The editor of the German news magazine Stern wrote later that morning in an e-mail message to his staff that Christoph Reuter, a well-known Middle East and Afghanistan expert who has written a book on suicide bombers and regularly contributes to the magazine, couldn't be reached. He was apparently touring Afghanistan.

"We are very worried" that Reuter was the kidnapped journalist, wrote Thomas Osterkorn, Stern's editor in chief.

But when the journalist was released later Wednesday, Spiegel Online said the man was actually TV journalist from Denmark Khwaja Najibullah, of Afghan origin.

The latest abduction scare demonstrates how severely the German public and the media react to bad news from Afghanistan.

On July 18 two German engineers working on reconstruction projects were kidnapped in Wardak province, southwest of the capital Kabul, and one of the men died two days later. He was suffering from diabetes, and reports said he had a heart attack. However, the dead body was also pierced by several gun bullets -- the Taliban said they executed him because the German government did not pull out its troops from Afghanistan.

The remaining hostage is still in the hands of his kidnappers, but a special team of the German Foreign Ministry is working with Afghan government officials to get the man, who reportedly has been severely weakened because of the harsh conditions of the abduction, released as quickly as possible.

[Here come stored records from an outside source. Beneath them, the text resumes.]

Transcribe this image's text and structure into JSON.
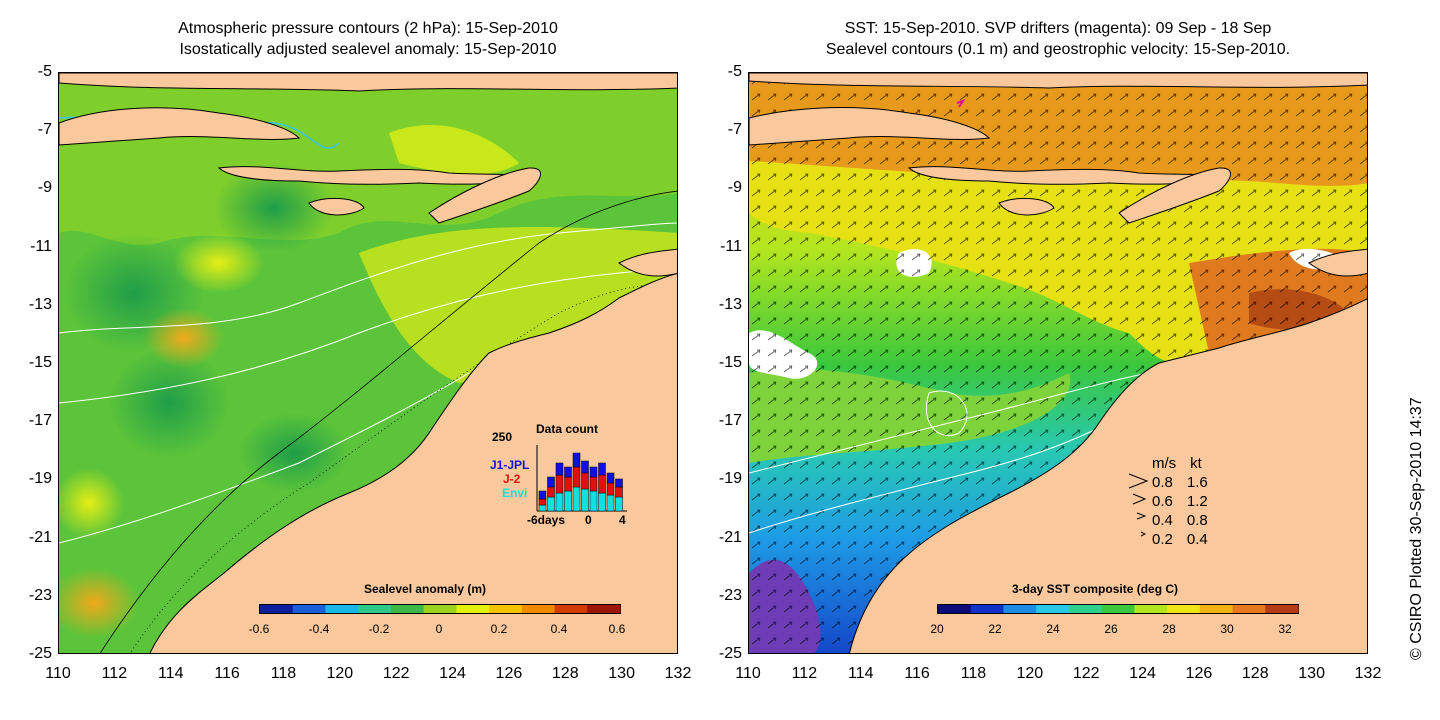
{
  "left_panel": {
    "title_lines": [
      "Atmospheric pressure contours (2 hPa): 15-Sep-2010",
      "Isostatically adjusted sealevel anomaly: 15-Sep-2010"
    ],
    "y_ticks": [
      "-5",
      "-7",
      "-9",
      "-11",
      "-13",
      "-15",
      "-17",
      "-19",
      "-21",
      "-23",
      "-25"
    ],
    "x_ticks": [
      "110",
      "112",
      "114",
      "116",
      "118",
      "120",
      "122",
      "124",
      "126",
      "128",
      "130",
      "132"
    ],
    "colorbar": {
      "label": "Sealevel anomaly (m)",
      "ticks": [
        "-0.6",
        "-0.4",
        "-0.2",
        "0",
        "0.2",
        "0.4",
        "0.6"
      ],
      "colors": [
        "#0a1e9e",
        "#1a5fd8",
        "#19b7e6",
        "#2fca8a",
        "#3fb84a",
        "#9ad21e",
        "#e2f20a",
        "#f5c400",
        "#f08a00",
        "#d23c00",
        "#9a1400"
      ]
    },
    "inset": {
      "title": "Data count",
      "ymax_label": "250",
      "legend": [
        {
          "name": "J1-JPL",
          "color": "#1010e0"
        },
        {
          "name": "J-2",
          "color": "#e01010"
        },
        {
          "name": "Envi",
          "color": "#10e0e0"
        }
      ],
      "x_labels": [
        "-6days",
        "0",
        "4"
      ]
    }
  },
  "right_panel": {
    "title_lines": [
      "SST: 15-Sep-2010. SVP drifters (magenta): 09 Sep - 18 Sep",
      "Sealevel contours (0.1 m) and geostrophic velocity: 15-Sep-2010."
    ],
    "y_ticks": [
      "-5",
      "-7",
      "-9",
      "-11",
      "-13",
      "-15",
      "-17",
      "-19",
      "-21",
      "-23",
      "-25"
    ],
    "x_ticks": [
      "110",
      "112",
      "114",
      "116",
      "118",
      "120",
      "122",
      "124",
      "126",
      "128",
      "130",
      "132"
    ],
    "colorbar": {
      "label": "3-day SST composite (deg C)",
      "ticks": [
        "20",
        "22",
        "24",
        "26",
        "28",
        "30",
        "32"
      ],
      "colors": [
        "#0a0a78",
        "#1030c8",
        "#1e8ce6",
        "#28c8e6",
        "#2ed090",
        "#3cc83c",
        "#b4e61e",
        "#f0e614",
        "#f0b414",
        "#e6781e",
        "#b43c14"
      ]
    },
    "velocity_legend": {
      "header_ms": "m/s",
      "header_kt": "kt",
      "rows": [
        {
          "ms": "0.8",
          "kt": "1.6"
        },
        {
          "ms": "0.6",
          "kt": "1.2"
        },
        {
          "ms": "0.4",
          "kt": "0.8"
        },
        {
          "ms": "0.2",
          "kt": "0.4"
        }
      ]
    }
  },
  "credit": "© CSIRO Plotted 30-Sep-2010 14:37",
  "colors": {
    "land": "#f9c89c",
    "missing": "#ffffff"
  }
}
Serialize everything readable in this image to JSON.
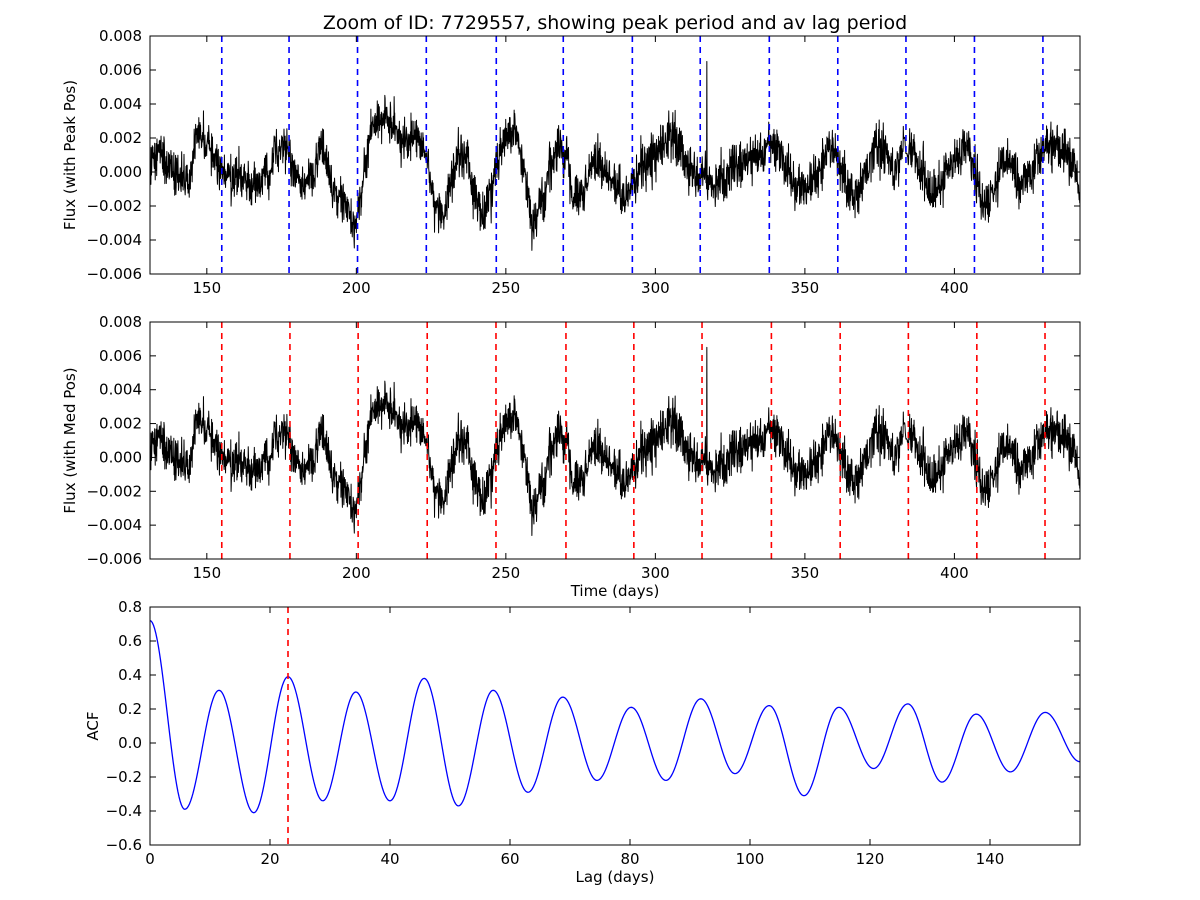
{
  "chart_data": [
    {
      "type": "line",
      "title": "Zoom of ID: 7729557, showing peak period and av lag period",
      "xlabel": "",
      "ylabel": "Flux (with Peak Pos)",
      "xlim": [
        131,
        442
      ],
      "ylim": [
        -0.006,
        0.008
      ],
      "xticks": [
        150,
        200,
        250,
        300,
        350,
        400
      ],
      "yticks": [
        -0.006,
        -0.004,
        -0.002,
        0.0,
        0.002,
        0.004,
        0.006,
        0.008
      ],
      "ytick_labels": [
        "−0.006",
        "−0.004",
        "−0.002",
        "0.000",
        "0.002",
        "0.004",
        "0.006",
        "0.008"
      ],
      "series_color": "#000000",
      "marker_color": "#0000ff",
      "grid": false,
      "period_markers": [
        155.0,
        177.5,
        200.4,
        223.4,
        246.8,
        269.2,
        292.3,
        315.0,
        338.1,
        361.0,
        383.8,
        406.7,
        429.6
      ],
      "flux_anchors": {
        "x": [
          131,
          134,
          138,
          142,
          144,
          147,
          150,
          153,
          157,
          161,
          164,
          167,
          170,
          173,
          176,
          179,
          182,
          186,
          188,
          190,
          193,
          196,
          199,
          201,
          203,
          205,
          208,
          212,
          216,
          220,
          223,
          226,
          229,
          232,
          234,
          237,
          240,
          243,
          245,
          247,
          250,
          253,
          256,
          259,
          262,
          265,
          268,
          270,
          273,
          276,
          279,
          283,
          287,
          290,
          293,
          296,
          299,
          302,
          305,
          308,
          311,
          314,
          317,
          320,
          323,
          326,
          329,
          332,
          335,
          338,
          341,
          344,
          347,
          350,
          353,
          356,
          359,
          362,
          365,
          368,
          371,
          374,
          377,
          380,
          383,
          386,
          389,
          392,
          395,
          398,
          401,
          404,
          407,
          410,
          413,
          416,
          419,
          422,
          425,
          428,
          431,
          434,
          437,
          440,
          442
        ],
        "y": [
          0.0005,
          0.0012,
          0.0002,
          0.0,
          -0.0005,
          0.0022,
          0.0015,
          0.0008,
          -0.0005,
          -0.0002,
          -0.0007,
          -0.0005,
          0.0,
          0.0012,
          0.0015,
          0.0002,
          -0.0008,
          -0.0002,
          0.0015,
          0.0005,
          -0.0012,
          -0.0018,
          -0.0032,
          -0.002,
          0.0005,
          0.0025,
          0.0032,
          0.0028,
          0.0015,
          0.0022,
          0.0012,
          -0.0018,
          -0.0025,
          -0.0005,
          0.0012,
          0.0005,
          -0.0015,
          -0.0028,
          -0.001,
          0.0008,
          0.002,
          0.0025,
          0.0,
          -0.003,
          -0.0015,
          0.0003,
          0.0015,
          0.0008,
          -0.0018,
          -0.0012,
          0.0005,
          0.0002,
          -0.0008,
          -0.0015,
          -0.0005,
          0.0005,
          0.0008,
          0.0012,
          0.0022,
          0.0015,
          0.0003,
          -0.0003,
          -0.0002,
          -0.0008,
          -0.0003,
          0.0003,
          0.0005,
          0.0008,
          0.0012,
          0.0015,
          0.0012,
          0.0002,
          -0.0008,
          -0.0012,
          -0.0003,
          0.0008,
          0.0015,
          0.0005,
          -0.0015,
          -0.0012,
          0.0002,
          0.0015,
          0.0012,
          -0.0002,
          0.0015,
          0.0012,
          0.0,
          -0.0012,
          -0.0008,
          0.0003,
          0.0008,
          0.0015,
          0.0002,
          -0.0018,
          -0.0012,
          0.0005,
          0.0005,
          -0.0008,
          -0.0003,
          0.0008,
          0.0015,
          0.0018,
          0.0012,
          0.0005,
          -0.0015
        ]
      },
      "flux_spike": {
        "x": 317.2,
        "y": 0.0065
      }
    },
    {
      "type": "line",
      "title": "",
      "xlabel": "Time (days)",
      "ylabel": "Flux (with Med Pos)",
      "xlim": [
        131,
        442
      ],
      "ylim": [
        -0.006,
        0.008
      ],
      "xticks": [
        150,
        200,
        250,
        300,
        350,
        400
      ],
      "yticks": [
        -0.006,
        -0.004,
        -0.002,
        0.0,
        0.002,
        0.004,
        0.006,
        0.008
      ],
      "ytick_labels": [
        "−0.006",
        "−0.004",
        "−0.002",
        "0.000",
        "0.002",
        "0.004",
        "0.006",
        "0.008"
      ],
      "series_color": "#000000",
      "marker_color": "#ff0000",
      "grid": false,
      "period_markers": [
        155.0,
        177.8,
        200.6,
        223.7,
        246.7,
        270.1,
        292.8,
        315.6,
        338.8,
        361.8,
        384.6,
        407.5,
        430.3
      ]
    },
    {
      "type": "line",
      "title": "",
      "xlabel": "Lag (days)",
      "ylabel": "ACF",
      "xlim": [
        0,
        155
      ],
      "ylim": [
        -0.6,
        0.8
      ],
      "xticks": [
        0,
        20,
        40,
        60,
        80,
        100,
        120,
        140
      ],
      "yticks": [
        -0.6,
        -0.4,
        -0.2,
        0.0,
        0.2,
        0.4,
        0.6,
        0.8
      ],
      "ytick_labels": [
        "−0.6",
        "−0.4",
        "−0.2",
        "0.0",
        "0.2",
        "0.4",
        "0.6",
        "0.8"
      ],
      "series_color": "#0000ff",
      "marker_color": "#ff0000",
      "grid": false,
      "period_markers": [
        23.0
      ],
      "series": [
        {
          "x": [
            0,
            5.8,
            11.5,
            17.3,
            23.0,
            28.8,
            34.3,
            40.0,
            45.7,
            51.4,
            57.2,
            63.0,
            68.8,
            74.5,
            80.2,
            86.0,
            91.8,
            97.5,
            103.2,
            109.0,
            114.8,
            120.6,
            126.3,
            132.0,
            137.7,
            143.4,
            149.2,
            155.0
          ],
          "y": [
            0.72,
            -0.39,
            0.31,
            -0.41,
            0.39,
            -0.34,
            0.3,
            -0.34,
            0.38,
            -0.37,
            0.31,
            -0.29,
            0.27,
            -0.22,
            0.21,
            -0.22,
            0.26,
            -0.18,
            0.22,
            -0.31,
            0.21,
            -0.15,
            0.23,
            -0.23,
            0.17,
            -0.17,
            0.18,
            -0.11
          ]
        }
      ]
    }
  ]
}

Kidnappings are nothing new to the government of German Chancellor Angela Merkel: Several people were kidnapped over the past two years in Iraq. Most of them have returned home unharmed. It was speculated that Berlin paid large sums of ransom, a rumor that may have triggered other abductions, observers say.

In Afghanistan, however, sheer terror at the moment seems to be worth more than money.

The NATO-led International Security Assistance Force and the U.S.-led anti-terror mission Operation Enduring Freedom are trying to win a battle against the Taliban that is becoming increasingly uphill, last but not least because of a rising number of terror attacks and kidnappings.

A group of 23 Korean church volunteers is still in the hands of the Taliban as an ultimatum for the life of the hostages was running out Wednesday and a yet-unconfirmed report says one was killed. The Taliban wants to pressure Kabul into releasing captured Taliban leaders, but Afghan President Hamid Karzai has pledged not to swap prisoners for hostages again; when he did so in March to free an Italian journalist, he came under severe fire.

"It is a strategy of the Taliban to target journalists and foreigners from the West as a way exert pressure on governments (in Europe)," Michael Lueders, a German Afghanistan expert, said Tuesday. "The aim of the kidnappers is to end the Western engagement in Afghanistan. ... It is very clearly an 'Iraqization' of the situation in Afghanistan."

Germany's government over the past few days has stood fast by its Afghanistan commitment. Merkel, Foreign Minister Frank-Walter Steinmeier and Defense Minister Franz Josef Jung have all made statements to keep the German soldiers in Afghanistan.

More than 3,000 Bundeswehr troops are stationed with ISAF, mainly in the relatively peaceful northern provinces. Germany has led the Provincial Reconstruction Teams in the north and has been very successful in building up infrastructure, schools and other municipal institutions.

Yet after the recent abductions and a large suicide bombing in a busy market square in Kunduz that killed three German soldiers, the popularity of the mission has sunken to an all-time low. Weeks before the suicide bombing, German aid workers were killed in an ambush.

Germany's population is traditionally pacifist and uneasy about participating in casualty-heavy missions. In 2003 Chancellor Gerhard Schroeder was re-elected in part because he promised to keep German soldiers out of Iraq.

Germany's contribution to ISAF and OEF is up for parliamentary renewal this fall, and observers already predict a controversial debate.

"The pressure is rising on German politicians to pull out of Afghanistan," Lueders said over the weekend.

On Wednesday, he added that only the big cities are controlled by the international forces, while the mountains and the countryside are in rebels' hands.

"(NATO) is in a war that can't be won," he stated.